Biografia

Nasceu em Segóvia (Espanha) em 31 de Outubro de 1910. Fez o curso de Medicina. Licenciou-se em 1933 e doutorou-se em 1944.

Eduardo Ortiz de Landázuri
Opus Dei - Biografia

Começou a exercer a profissão no Hospital do Rei, de Madrid. Em 1935 ampliou estudos na Alemanha. Em 1940 entrou para o Hospital Clínico de Madrid, para trabalhar com o Dr. Jiménez Díaz, que considerou sempre seu mestre em Medicina.

Em 1946 alcançou a Cátedra de Patologia Geral da Faculdade de Medicina de Cádiz, mas em breve passou para a de Patologia Clínica e Médica na Universidade de Granada.

Em 1958 transitou para a então nascente Faculdade de Medicina da Universidade de Navarra, em cuja Faculdade – e Clínica Universitária – consumiu os seus dias de trabalho até à jubilação.

Ao começar a guerra civil espanhola o seu pai, militar de profissão, foi preso em Madrid e condenado à morte. O Eduardo, a mãe e a irmã passaram com ele a noite anterior ao seu fuzilamento, que se deu em 8 de Setembro de 1936.

Referindo-se àqueles dias diria mais tarde: «Foram os mais dolorosos da minha vida». Aquele facto deixou uma profunda marca na sua alma e representou o início de uma profunda crise religiosa, que deu origem ao processo interior da sua conversão a Deus.

Em 17 de Junho de 1941 casou com Laura Busca Otaegui. Tinham-se conhecido em 1935, no Hospital do Rei, no departamento de Farmácia. Tiveram sete filhos. A sua família – a mulher e os filhos – foi o primeiro campo de serviço na sua vida.

Em 17 de Junho de 1952 pediu a admissão no Opus Dei. O encontro com a Obra representou o início de uma séria luta pela melhora contínua da sua vida cristã, seguindo o caminho aberto pela vida santa e os ensinamentos do seu Fundador, S. Josemaria Escrivá de Balaguer, por quem veio a ter uma enorme estima.

Consciente da sua filiação divina adquiriu pouco a pouco uma piedade simples e forte. Externamente viam-no sempre com uma profunda paz e uma intensa alegria, manifestada de modo natural, inclusive nas contrariedades e nos momentos de cansaço.

A sua actividade profissional atingiu uma intensidade surpreendente: o seu dia começava muito cedo, com algum tempo dedicado à oração e à Santa Missa, e terminava geralmente nas primeiras horas do dia seguinte.

Atendeu com solicitude os seus colegas e colaboradores; para os estudantes foi mestre e guia, tanto no domínio profissional como no humano. Tratava com afabilidade toda a gente e procurava estar sempre disponível; ao mesmo tempo era exigente consigo mesmo e com os outros, porque queria fazer render para Deus os talentos que tinha recebido.

Os doentes encontraram nele um verdadeiro amigo, pois interessava-se por toda as facetas humanas das pessoas a fim de as ajudar a melhorarem tanto corporal como espiritualmente.

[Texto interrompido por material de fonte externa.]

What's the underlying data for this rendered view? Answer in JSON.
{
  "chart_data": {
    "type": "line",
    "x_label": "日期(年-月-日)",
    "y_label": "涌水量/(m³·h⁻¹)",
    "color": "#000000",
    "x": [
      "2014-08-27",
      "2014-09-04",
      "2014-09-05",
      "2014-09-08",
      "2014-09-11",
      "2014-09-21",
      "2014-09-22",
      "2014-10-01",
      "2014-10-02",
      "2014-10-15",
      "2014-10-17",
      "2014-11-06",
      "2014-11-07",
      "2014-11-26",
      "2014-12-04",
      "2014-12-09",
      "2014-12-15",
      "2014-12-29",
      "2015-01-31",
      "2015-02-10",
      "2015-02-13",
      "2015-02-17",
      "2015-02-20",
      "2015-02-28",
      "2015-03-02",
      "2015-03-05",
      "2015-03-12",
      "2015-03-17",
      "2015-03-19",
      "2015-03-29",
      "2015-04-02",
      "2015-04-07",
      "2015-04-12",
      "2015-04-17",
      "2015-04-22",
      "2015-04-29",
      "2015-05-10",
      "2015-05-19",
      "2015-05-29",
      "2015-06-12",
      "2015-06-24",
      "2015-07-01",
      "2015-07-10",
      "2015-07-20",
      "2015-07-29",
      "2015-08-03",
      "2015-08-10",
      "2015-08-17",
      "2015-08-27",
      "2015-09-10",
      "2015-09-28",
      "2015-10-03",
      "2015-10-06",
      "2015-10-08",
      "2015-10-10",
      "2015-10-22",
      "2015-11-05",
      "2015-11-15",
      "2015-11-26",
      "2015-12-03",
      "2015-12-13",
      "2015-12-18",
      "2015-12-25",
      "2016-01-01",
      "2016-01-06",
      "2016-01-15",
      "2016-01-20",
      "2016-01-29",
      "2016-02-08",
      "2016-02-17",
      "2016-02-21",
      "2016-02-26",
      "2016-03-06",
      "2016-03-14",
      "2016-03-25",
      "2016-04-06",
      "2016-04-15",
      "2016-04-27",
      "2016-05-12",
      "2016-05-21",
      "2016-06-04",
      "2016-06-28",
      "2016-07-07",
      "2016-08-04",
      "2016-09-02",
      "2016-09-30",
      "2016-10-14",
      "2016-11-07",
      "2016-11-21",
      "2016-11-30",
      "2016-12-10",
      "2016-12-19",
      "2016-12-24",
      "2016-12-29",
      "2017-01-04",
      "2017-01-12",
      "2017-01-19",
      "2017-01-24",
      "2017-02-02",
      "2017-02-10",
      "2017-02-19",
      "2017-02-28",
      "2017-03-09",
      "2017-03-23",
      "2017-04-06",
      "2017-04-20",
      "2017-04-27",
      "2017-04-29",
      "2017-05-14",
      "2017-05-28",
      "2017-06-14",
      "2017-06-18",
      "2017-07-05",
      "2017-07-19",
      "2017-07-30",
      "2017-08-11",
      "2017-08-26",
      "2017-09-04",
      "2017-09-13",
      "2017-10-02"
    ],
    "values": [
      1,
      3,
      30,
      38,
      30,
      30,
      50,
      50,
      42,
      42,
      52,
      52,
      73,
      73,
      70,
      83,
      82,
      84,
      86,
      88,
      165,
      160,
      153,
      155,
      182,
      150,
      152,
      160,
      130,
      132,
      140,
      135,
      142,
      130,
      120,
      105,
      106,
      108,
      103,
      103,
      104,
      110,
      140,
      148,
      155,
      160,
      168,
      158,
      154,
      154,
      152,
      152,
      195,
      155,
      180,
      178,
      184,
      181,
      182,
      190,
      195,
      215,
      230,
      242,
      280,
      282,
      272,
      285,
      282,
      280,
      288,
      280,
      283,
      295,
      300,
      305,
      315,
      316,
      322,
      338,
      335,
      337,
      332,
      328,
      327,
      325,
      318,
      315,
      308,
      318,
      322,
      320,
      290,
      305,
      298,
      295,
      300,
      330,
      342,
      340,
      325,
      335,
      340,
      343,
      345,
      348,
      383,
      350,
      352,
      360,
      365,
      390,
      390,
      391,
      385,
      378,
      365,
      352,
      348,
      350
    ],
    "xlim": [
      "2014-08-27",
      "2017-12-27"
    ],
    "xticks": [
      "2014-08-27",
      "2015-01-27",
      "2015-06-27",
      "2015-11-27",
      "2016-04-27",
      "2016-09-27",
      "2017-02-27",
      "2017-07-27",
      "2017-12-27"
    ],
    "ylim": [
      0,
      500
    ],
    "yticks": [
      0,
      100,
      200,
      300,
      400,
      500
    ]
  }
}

No Opus Dei aprendeu o valor da unidade de vida. Compreendeu, assim, que o cuidado da família, o estudo e o trabalho, o trato com os amigos, os colegas e os estudantes devia ser impregnado de sentido cristão; cada actividade, ordenada e realizada no momento oportuno, ajudava-o a dirigir a alma a Deus: era o oferecimento da sua vida., convertido em verdadeira oração contemplativa.

Em 1983 deixou a docência, aos 73 anos de idade. Pouco depois foi-lhe diagnosticado um tumor maligno. Ao ser operado descobriu-se que o cancro era incurável, porquanto estava muito espalhado.

Teve consciência da gravidade da sua doença desde o primeiro momento e aceitou-a unindo-se cada vez mais aos padecimentos de Cristo na Cruz, pela Igreja. Os seus dois últimos anos de vida ainda foram de grande actividade profissional, cheia de afã por aproximar muitas almas a Deus.

No dia 1 de Maio de 1985, foi internado definitivamente na Clínica Universitária de Pamplona, testemunha dos seus infinitos desvelos pelos doentes, e lá faleceu às 9 horas e 10 minutos da manhã do dia 20, enquanto repetia esta oração: Senhor, aumenta-me a fé, aumenta-me a esperança, aumenta-me a caridade, para que o meu coração se pareça com o Teu!

A sua fama de santidade, que muitos já apreciavam em vida, manifestou-se desde aquele momento e são cada vez mais os que confiam na sua intercessão diante de Deus.